A decision to make a park on the banks of the Wilge River on the south-west edge of Harrismith town was made by the newly-established town council in 1877 (the council having been established just two years earlier).
Mainly thanks to the efforts of the Landdrost Mr. Warden who came to Harrismith in 1884, and Harrismith’s first Town Clerk Mr. A. Milne, the area was laid out with winding roads, walking paths, a “lovers lane of poplar trees” and a variety of other trees (up to 38 species) in what park enthusiasts described as “a bare, crude piece of ground” but which was probably really open highveld grassland.
The troops stationed in the town around the time of the Anglo-Boer War erected the suspension bridge seen above, near where the Hamilton sandstone and iron bridge is today (named after Sir Hamilton Goold-Adams, Lieutenant-Governor of the then Orange River Colony):
Tree planting commences on that bare piece of ground:
The river was narrow and shallow at the time and so an attractive little lake with a central island was added and used for boating. Swans were introduced from London ‘for beauty’ (as for trees, all local life was regarded as inferior to things imported from “home”!). The swans did quite well, cygnets being sold for £15 a pair, but they met their end at the hand of “some unidentified vandal with a .22 gun”. As the trees grew, so more and more birds roosted in them, large heronries eventually being established. Predictably people complained and as predictably, the council “did something about it”, shooting the birds and causing a stink when their carcasses dropped into the lake!
In 1887 the lake was named Victoria Lake in honour of the Queen of England’s silver jubilee (along with thousands of other things named “Victoria” that year around the world!). The park itself was called the President Brand Park (when?), similarly to curry favour, no doubt.
More & more trees would be planted over the years by schoolkids and enthusiasts:
At “a colourful ceremony with troops on parade and a military band in attendance”, the park was officially opened in 1906 by Sir Hamilton Goold-Adams, Lieutenant-Governor of the Orange River Colony.

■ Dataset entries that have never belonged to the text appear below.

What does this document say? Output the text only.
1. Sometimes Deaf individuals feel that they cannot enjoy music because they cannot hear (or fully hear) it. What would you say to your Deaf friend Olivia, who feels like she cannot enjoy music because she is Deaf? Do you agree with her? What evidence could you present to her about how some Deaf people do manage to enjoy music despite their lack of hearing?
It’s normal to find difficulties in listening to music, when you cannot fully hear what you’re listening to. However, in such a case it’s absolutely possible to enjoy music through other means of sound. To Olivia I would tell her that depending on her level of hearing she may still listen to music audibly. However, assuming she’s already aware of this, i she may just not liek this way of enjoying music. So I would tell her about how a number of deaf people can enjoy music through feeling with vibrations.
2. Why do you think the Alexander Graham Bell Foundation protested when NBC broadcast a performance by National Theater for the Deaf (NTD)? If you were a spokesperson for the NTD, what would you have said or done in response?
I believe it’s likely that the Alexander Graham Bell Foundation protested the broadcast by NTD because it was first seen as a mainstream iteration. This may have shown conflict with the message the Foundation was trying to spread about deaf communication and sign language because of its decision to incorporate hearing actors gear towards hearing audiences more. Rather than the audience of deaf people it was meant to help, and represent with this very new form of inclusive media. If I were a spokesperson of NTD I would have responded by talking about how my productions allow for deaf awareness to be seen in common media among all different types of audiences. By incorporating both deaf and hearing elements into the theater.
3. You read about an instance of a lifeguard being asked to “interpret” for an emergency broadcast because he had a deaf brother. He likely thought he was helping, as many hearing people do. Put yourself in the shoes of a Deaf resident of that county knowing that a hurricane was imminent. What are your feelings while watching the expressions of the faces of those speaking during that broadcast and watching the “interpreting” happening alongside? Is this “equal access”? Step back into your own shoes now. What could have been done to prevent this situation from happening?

In 1907 the river was dammed by a weir just downstream of the park, thus creating a wider and deeper river for the full length of the park, greatly adding to its charm and allowing for swimming, more boating and bigger boats – even the first motorboat in 1918, owned by Mr E.H Friday. Later a boat house and a landing stage were erected by the Boating Syndicate who advertised “Boats for Two and boats for Four and boats for All’ in 1922. The Syndicate graduated to a motor launch capable of taking 14 passengers slowly along the river, including full-moon evenings where people would sing the songs of the day accompanied by “the plaintive sounds of the ukelele”.
On the edge of the park nearest town sportsfields were laid out, starting with a cricket oval and an athletic track, then rugby, soccer, softball and hockey fields, and jukskei lanes.
The park was extended across the river and a new suspension bridge about 300 yards downstream replaced the one the military had erected (the thrifty town council using some of the metal from the original in the replacement). In time a caravan park was started, but this was soon moved to the town side of the park.
An impressive entrance gate of wrought iron between sandstone pillars was erected and named the Warden-Milne gate in honour of those who had done so much to get the park established.
Thanks to Harrismith Historian Biebie de Vos for most source material, and to SA Watts’ military history article here – http://samilitaryhistory.org/vol082sw.html
Personal memories of the park were about cars – cars before we were actually allowed to drive! On the town side in Steph de Witt’s black Saab (actually Gerrie Pretorius’ but ours for the night!): We would hurtle around the atletiekbaan at speed , drifting before “drifting” had a name. One night we hugged the final bend coming into the home straight and there was a moerse big bloekom stump in the headlights right in front of us! Someone must have seen our tracks and thought “I’ll put a stop to this!” or “Ek sal hierdie bliksems wys!” How Steph missed that huge log I do not know, but we hosed ourselves and roared off.
On the other side of the river it was in Dick Venning’s light blue Triumph 2000, Tim behind the wheel, laughing his head off as we roared around in a cloud of dust late at night, going sideways most of the time.
We were good kids all in all, though.